One concern with transferable IFQs is the potential for concentration of quota shares in a few hands and the resulting potential for the inefficiency of market power:
The Council’s choice of an ownership cap equal to the highest allocation an IFQ holder receives at the time of initial allocation (about 8 percent) was based on inputs from members of the public, including the industry advisory panel. The Council deemed this level not to result in market power concentration while at the same time it would not penalize the current largest operation. In the absence of market power, price fixing is not likely to happen. In addition, at least the current 17 fleet operations are expected to remain in the fishery under the IFQ programs and, thus, would provide enough competition to make price fixing very unlikely.

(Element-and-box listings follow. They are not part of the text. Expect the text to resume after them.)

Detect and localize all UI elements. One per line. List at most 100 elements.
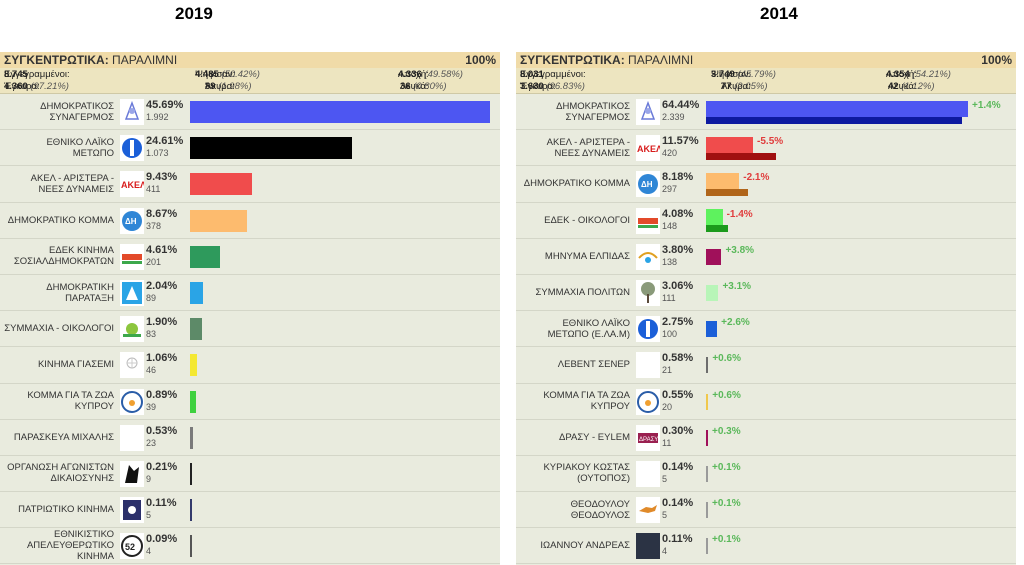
invalid-stat: Άκυρα: 89 (1.98%) — [205, 81, 252, 92]
party-logo-icon — [120, 99, 144, 126]
results-panel-2014: ΣΥΓΚΕΝΤΡΩΤΙΚΑ: ΠΑΡΑΛΙΜΝΙ 100% Εγγεγραμμέ… — [516, 52, 1016, 565]
party-row: ΔΗΜΟΚΡΑΤΙΚΟ ΚΟΜΜΑ ΔΗ 8.67% 378 — [0, 203, 500, 239]
party-name: ΔΗΜΟΚΡΑΤΙΚΟ ΚΟΜΜΑ — [7, 214, 114, 226]
party-logo-icon — [120, 316, 144, 343]
party-name: ΜΗΝΥΜΑ ΕΛΠΙΔΑΣ — [544, 250, 630, 262]
party-name: ΕΘΝΙΚΟ ΛΑΪΚΟ ΜΕΤΩΠΟ — [46, 136, 114, 159]
party-votes: 21 — [662, 365, 673, 376]
party-percent: 11.57% — [662, 135, 699, 148]
party-change: -2.1% — [743, 172, 770, 184]
party-bar — [706, 136, 754, 153]
party-logo-icon — [636, 207, 660, 234]
party-percent: 0.14% — [662, 497, 694, 510]
party-row: ΠΑΤΡΙΩΤΙΚΟ ΚΙΝΗΜΑ 0.11% 5 — [0, 492, 500, 529]
party-row: ΕΘΝΙΚΟ ΛΑΪΚΟ ΜΕΤΩΠΟ 24.61% 1.073 — [0, 130, 500, 167]
party-percent: 0.14% — [662, 460, 694, 473]
party-logo-icon — [120, 497, 144, 524]
party-name: ΣΥΜΜΑΧΙΑ ΠΟΛΙΤΩΝ — [535, 287, 630, 299]
results-panel-2019: ΣΥΓΚΕΝΤΡΩΤΙΚΑ: ΠΑΡΑΛΙΜΝΙ 100% Εγγεγραμμέ… — [0, 52, 500, 565]
party-bar — [706, 429, 708, 446]
party-percent: 0.09% — [146, 533, 178, 546]
party-logo-icon — [120, 424, 144, 451]
year-2019-heading: 2019 — [175, 4, 213, 23]
party-logo-icon — [120, 388, 144, 415]
turnout-stats: Εγγεγραμμένοι: 8.745 Ψήφισαν: 4.485 (50.42… — [0, 68, 500, 94]
party-logo-icon: ΔΡΑΣΥ — [636, 424, 660, 451]
party-logo-icon: AKEΛ — [120, 171, 144, 198]
party-logo-icon — [636, 460, 660, 487]
svg-text:ΔΡΑΣΥ: ΔΡΑΣΥ — [639, 437, 658, 443]
party-row: ΚΥΡΙΑΚΟΥ ΚΩΣΤΑΣ (ΟΥΤΟΠΟΣ) 0.14% 5 +0.1% — [516, 456, 1016, 493]
party-prev-bar — [706, 188, 748, 196]
party-votes: 39 — [146, 401, 157, 412]
party-bar — [706, 357, 709, 374]
party-row: ΔΡΑΣΥ - EYLEM ΔΡΑΣΥ 0.30% 11 +0.3% — [516, 420, 1016, 456]
party-votes: 5 — [662, 473, 668, 484]
party-row: ΣΥΜΜΑΧΙΑ ΠΟΛΙΤΩΝ 3.06% 111 +3.1% — [516, 275, 1016, 312]
party-logo-icon — [120, 460, 144, 487]
party-list: ΔΗΜΟΚΡΑΤΙΚΟΣ ΣΥΝΑΓΕΡΜΟΣ 64.44% 2.339 +1.4% Α… — [516, 94, 1016, 565]
party-bar — [190, 282, 204, 305]
svg-text:AKEΛ: AKEΛ — [637, 144, 660, 154]
party-percent: 8.67% — [146, 207, 178, 220]
party-change: -5.5% — [757, 136, 784, 148]
registered-stat: Εγγεγραμμένοι: 8.031 — [520, 69, 586, 80]
party-name: ΟΡΓΑΝΩΣΗ ΑΓΩΝΙΣΤΩΝ ΔΙΚΑΙΟΣΥΝΗΣ — [7, 462, 114, 485]
blank-stat: Λευκά: 36 (0.80%) — [400, 81, 447, 92]
counted-percent: 100% — [981, 53, 1012, 67]
party-row: ΚΟΜΜΑ ΓΙΑ ΤΑ ΖΩΑ ΚΥΠΡΟΥ 0.55% 20 +0.6% — [516, 384, 1016, 420]
party-logo-icon — [636, 280, 660, 307]
party-percent: 0.55% — [662, 388, 694, 401]
party-votes: 100 — [662, 329, 678, 340]
party-prev-bar — [706, 116, 963, 124]
party-percent: 1.06% — [146, 352, 178, 365]
party-row: ΔΗΜΟΚΡΑΤΙΚΟΣ ΣΥΝΑΓΕΡΜΟΣ 64.44% 2.339 +1.4% — [516, 94, 1016, 131]
party-votes: 297 — [662, 184, 678, 195]
party-votes: 11 — [662, 437, 672, 448]
party-votes: 83 — [146, 329, 157, 340]
party-bar — [190, 173, 252, 196]
party-bar — [190, 499, 192, 522]
party-name: ΔΗΜΟΚΡΑΤΙΚΟΣ ΣΥΝΑΓΕΡΜΟΣ — [556, 100, 630, 123]
party-logo-icon — [636, 533, 660, 560]
party-votes: 411 — [146, 184, 161, 195]
party-name: ΘΕΟΔΟΥΛΟΥ ΘΕΟΔΟΥΛΟΣ — [570, 498, 630, 521]
party-votes: 420 — [662, 148, 678, 159]
party-row: ΣΥΜΜΑΧΙΑ - ΟΙΚΟΛΟΓΟΙ 1.90% 83 — [0, 311, 500, 348]
party-row: ΑΚΕΛ - ΑΡΙΣΤΕΡΑ - ΝΕΕΣ ΔΥΝΑΜΕΙΣ AKEΛ 9.43%… — [0, 166, 500, 203]
abstain-stat: Αποχή: 4.336 (49.58%) — [398, 69, 463, 80]
party-name: ΔΗΜΟΚΡΑΤΙΚΗ ΠΑΡΑΤΑΞΗ — [46, 281, 114, 304]
party-change: +2.6% — [721, 317, 750, 329]
party-percent: 24.61% — [146, 135, 184, 148]
party-change: +0.3% — [712, 425, 741, 437]
summary-label: ΣΥΓΚΕΝΤΡΩΤΙΚΑ: — [4, 53, 109, 67]
party-bar — [706, 100, 968, 117]
party-percent: 0.30% — [662, 424, 694, 437]
registered-stat: Εγγεγραμμένοι: 8.745 — [4, 69, 70, 80]
party-bar — [706, 502, 708, 519]
party-votes: 23 — [146, 437, 157, 448]
party-votes: 201 — [146, 256, 162, 267]
party-name: ΔΗΜΟΚΡΑΤΙΚΟΣ ΣΥΝΑΓΕΡΜΟΣ — [40, 100, 114, 123]
party-change: +0.6% — [712, 353, 741, 365]
party-percent: 4.08% — [662, 207, 694, 220]
party-percent: 4.61% — [146, 243, 178, 256]
party-logo-icon — [636, 99, 660, 126]
party-bar — [706, 321, 718, 338]
party-bar — [706, 172, 740, 189]
party-row: ΙΩΑΝΝΟΥ ΑΝΔΡΕΑΣ 0.11% 4 +0.1% — [516, 528, 1016, 565]
party-name: ΙΩΑΝΝΟΥ ΑΝΔΡΕΑΣ — [540, 540, 630, 552]
party-change: -1.4% — [726, 208, 753, 220]
party-bar — [706, 465, 708, 482]
party-votes: 5 — [146, 510, 152, 521]
party-logo-icon — [636, 243, 660, 270]
blank-stat: Λευκά: 42 (1.12%) — [888, 81, 935, 92]
party-logo-icon — [120, 243, 144, 270]
party-logo-icon — [120, 280, 144, 307]
party-votes: 2.339 — [662, 112, 685, 123]
party-percent: 1.90% — [146, 316, 178, 329]
svg-text:52: 52 — [125, 542, 135, 552]
summary-header: ΣΥΓΚΕΝΤΡΩΤΙΚΑ: ΠΑΡΑΛΙΜΝΙ 100% — [516, 52, 1016, 68]
valid-stat: Έγκυρα: 4.360 (97.21%) — [4, 81, 69, 92]
party-row: ΕΔΕΚ - ΟΙΚΟΛΟΓΟΙ 4.08% 148 -1.4% — [516, 203, 1016, 239]
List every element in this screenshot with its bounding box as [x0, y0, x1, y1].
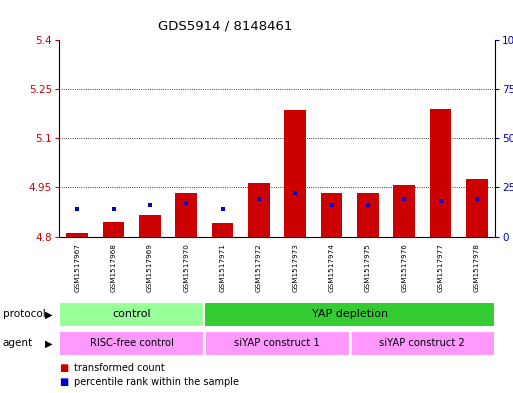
Bar	[175, 193, 197, 237]
Text: ■: ■	[59, 377, 68, 387]
Text: GSM1517969: GSM1517969	[147, 243, 153, 292]
Text: GSM1517974: GSM1517974	[328, 243, 334, 292]
Text: ■: ■	[59, 363, 68, 373]
Bar	[350, 331, 495, 356]
Text: transformed count: transformed count	[74, 363, 165, 373]
Text: GDS5914 / 8148461: GDS5914 / 8148461	[157, 20, 292, 33]
Text: percentile rank within the sample: percentile rank within the sample	[74, 377, 240, 387]
Text: RISC-free control: RISC-free control	[90, 338, 173, 349]
Bar	[139, 215, 161, 237]
Bar	[429, 109, 451, 237]
Bar	[204, 331, 350, 356]
Text: GSM1517968: GSM1517968	[110, 243, 116, 292]
Text: GSM1517973: GSM1517973	[292, 243, 298, 292]
Bar	[321, 193, 342, 237]
Text: YAP depletion: YAP depletion	[311, 309, 388, 320]
Bar	[393, 185, 415, 237]
Text: ▶: ▶	[45, 309, 52, 320]
Bar	[204, 302, 495, 327]
Text: ▶: ▶	[45, 338, 52, 349]
Text: GSM1517967: GSM1517967	[74, 243, 80, 292]
Text: agent: agent	[3, 338, 33, 349]
Text: GSM1517978: GSM1517978	[474, 243, 480, 292]
Bar	[103, 222, 124, 237]
Text: GSM1517971: GSM1517971	[220, 243, 226, 292]
Text: control: control	[112, 309, 151, 320]
Bar	[66, 233, 88, 237]
Bar	[59, 331, 204, 356]
Text: GSM1517972: GSM1517972	[256, 243, 262, 292]
Bar	[357, 193, 379, 237]
Text: GSM1517975: GSM1517975	[365, 243, 371, 292]
Bar	[59, 302, 204, 327]
Text: siYAP construct 2: siYAP construct 2	[380, 338, 465, 349]
Bar	[284, 110, 306, 237]
Bar	[466, 179, 488, 237]
Text: GSM1517977: GSM1517977	[438, 243, 444, 292]
Text: siYAP construct 1: siYAP construct 1	[234, 338, 320, 349]
Text: protocol: protocol	[3, 309, 45, 320]
Bar	[211, 222, 233, 237]
Bar	[248, 182, 270, 237]
Text: GSM1517970: GSM1517970	[183, 243, 189, 292]
Text: GSM1517976: GSM1517976	[401, 243, 407, 292]
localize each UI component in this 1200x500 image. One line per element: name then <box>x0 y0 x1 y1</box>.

Another issue is the initial allocation of quota. Quota is money and, in effect, the government is giving away money:
The Council considered several alternatives on initial distribution of IFQ shares, including equal allocation among Class 1 and Class 2 licenses. NMFS agrees with the Council’s decision to allocate IFQ shares in proportion to landings although this may result in unequal initial distribution of wealth. The reason for this is that proportional allocation is more fair and equitable than equal distribution, because proportional landings are more reflective of historical participation in, dependence on, and commitment to the fishery. Entry into the fishery is actually expected to be less costly under the IFQ program than under the current system, since IFQs can be purchased in lower denominations whereas licenses can only be bought as whole licenses. New entrants can especially benefit from this, because they can first experiment on a limited basis and evaluate their performance before committing more resources into the fishery.
And a summary of the plan:
The Magnuson-Stevens Act provide the statutory basis for the final rule. The final rule will establish an IFQ program for the commercial red snapper fishery in the Gulf. Specifics for this IFQ program include the following: (1) no limit on the duration of the program, but a program evaluation is required every 5 years; (2) maximum IFQ share ownership equal to the maximum percentage issued to an initial recipient of IFQ shares; (3) restriction on initial eligibility only to owners of Class 1 or Class 2 license holders; (4) proportionate allocation of initial IFQ shares based on average annual landings for 10 consecutive years during 1990–2004 for Class 1, seven consecutive years during 1998–2004 for Class 1 historical captains, and five years during 1998–2004 for Class 2; (5) establishment of an appeals process and a set-aside of 3 percent of the commercial quota to resolve appeals; (6) restriction on transfers of IFQ shares/allocations only to those with a valid commercial reef fish permit during the first 5 years and, thereafter, to any U.S. citizen or permanent resident alien; (7) proportionate allocation of commercial quota adjustments based on percentage holdings at the time of the adjustment and phased-in issuance of IFQ allocations for the 2007 season; and, (8) provision for IFQ cost recovery fees to be paid by IFQ holders but collected by registered IFQ dealers/processors. The main objectives of the final rule are to address the excess capacity and derby problems in the commercial red snapper fishery.
Well done Gulf of Mexico Fishery Management Council and NMFS! This is so awesome. As far as I can recollect, this is the first transferable IFQ (i.e., ITQ) since I've been paying attention. A milestone in my life which I'm sure that you will want to help me celebrate by buying me, say, a beer. I'm working on the paypal stuff right now. Stay tuned.
The first commenter that says something like, John, don't get too excited, will be banned from further comments until I get over the pain and hurt. And I'm very sensitive.